CMV: AI can be just as creative as humans
A common argument about AI is that it lacks the “human” element in regards to creativity. I think that is true in some cases, but I find that people often overextend that point into saying AI can not be creative to begin with.
For example, AI writing is often a dead giveaway. An example of this are patterns people can discern pretty easily. While I do think that criticism is fair, that says more about LLM’s as opposed to AI as a whole.
From my understanding, models like ChatGPT are heavily trained on text and books. Naturally, it seems to me that if you train a system mostly on text, then of course a lot of its output will reflect the weaknesses of text prediction. But us humans do not learn from text alone. So at this point, we are comparing apples to oranges. We of course learn from images, sound, emotion, etc.

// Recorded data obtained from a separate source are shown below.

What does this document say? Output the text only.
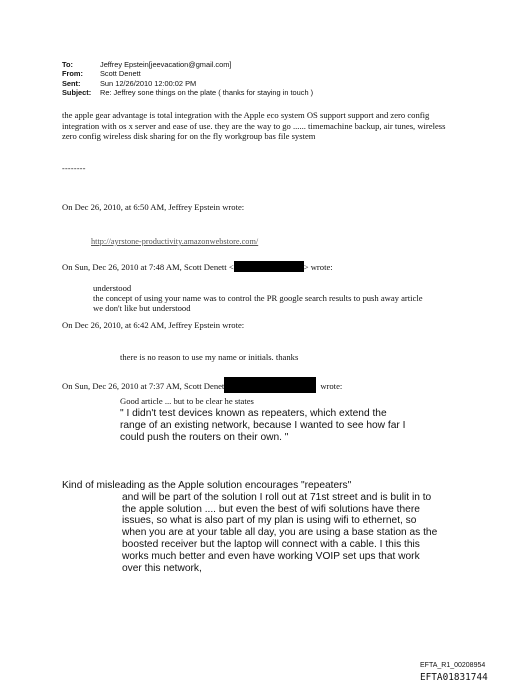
To:	Jeffrey Epstein[jeevacation@gmail.com]
From:	Scott Denett
Sent:	Sun 12/26/2010 12:00:02 PM
Subject:	Re: Jeffrey sone things on the plate ( thanks for staying in touch )
the apple gear advantage is total integration with the Apple eco system OS support support and zero config integration with os x server and ease of use. they are the way to go ...... timemachine backup, air tunes, wireless zero config wireless disk sharing for on the fly workgroup bas file system
--------
On Dec 26, 2010, at 6:50 AM, Jeffrey Epstein wrote:
http://ayrstone-productivity.amazonwebstore.com/
On Sun, Dec 26, 2010 at 7:48 AM, Scott Denett <	> wrote:
understood
the concept of using your name was to control the PR google search results to push away article we don't like but understood
On Dec 26, 2010, at 6:42 AM, Jeffrey Epstein wrote:
there is no reason to use my name or initials. thanks
On Sun, Dec 26, 2010 at 7:37 AM, Scott Denet	wrote:
Good article ... but to be clear he states
" I didn't test devices known as repeaters, which extend the range of an existing network, because I wanted to see how far I could push the routers on their own. "
Kind of misleading as the Apple solution encourages "repeaters"
and will be part of the solution I roll out at 71st street and is bulit in to the apple solution .... but even the best of wifi solutions have there issues, so what is also part of my plan is using wifi to ethernet, so when you are at your table all day, you are using a base station as the boosted receiver but the laptop will connect with a cable. I this this works much better and even have working VOIP set ups that work over this network,
EFTA_R1_00208954
EFTA01831744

So if AI eventually learns from enough multimodal input in a way that starts to resemble human learning, I do not see why we should assume its upper bound on creativity would automatically be less real or less unique than ours. After all, isn't our creativity just a byproduct of the combination of our multimodal experiences?
As a thought experiment, imagine an AI that could observe and learn from every second of a person’s life. At what point does the claim of creativity vanish if the AI takes in every piece of data I do. I am not arguing that current AI is already fully there, but I think that we are in the early stages of AI where our models are simply not connected to enough real world data.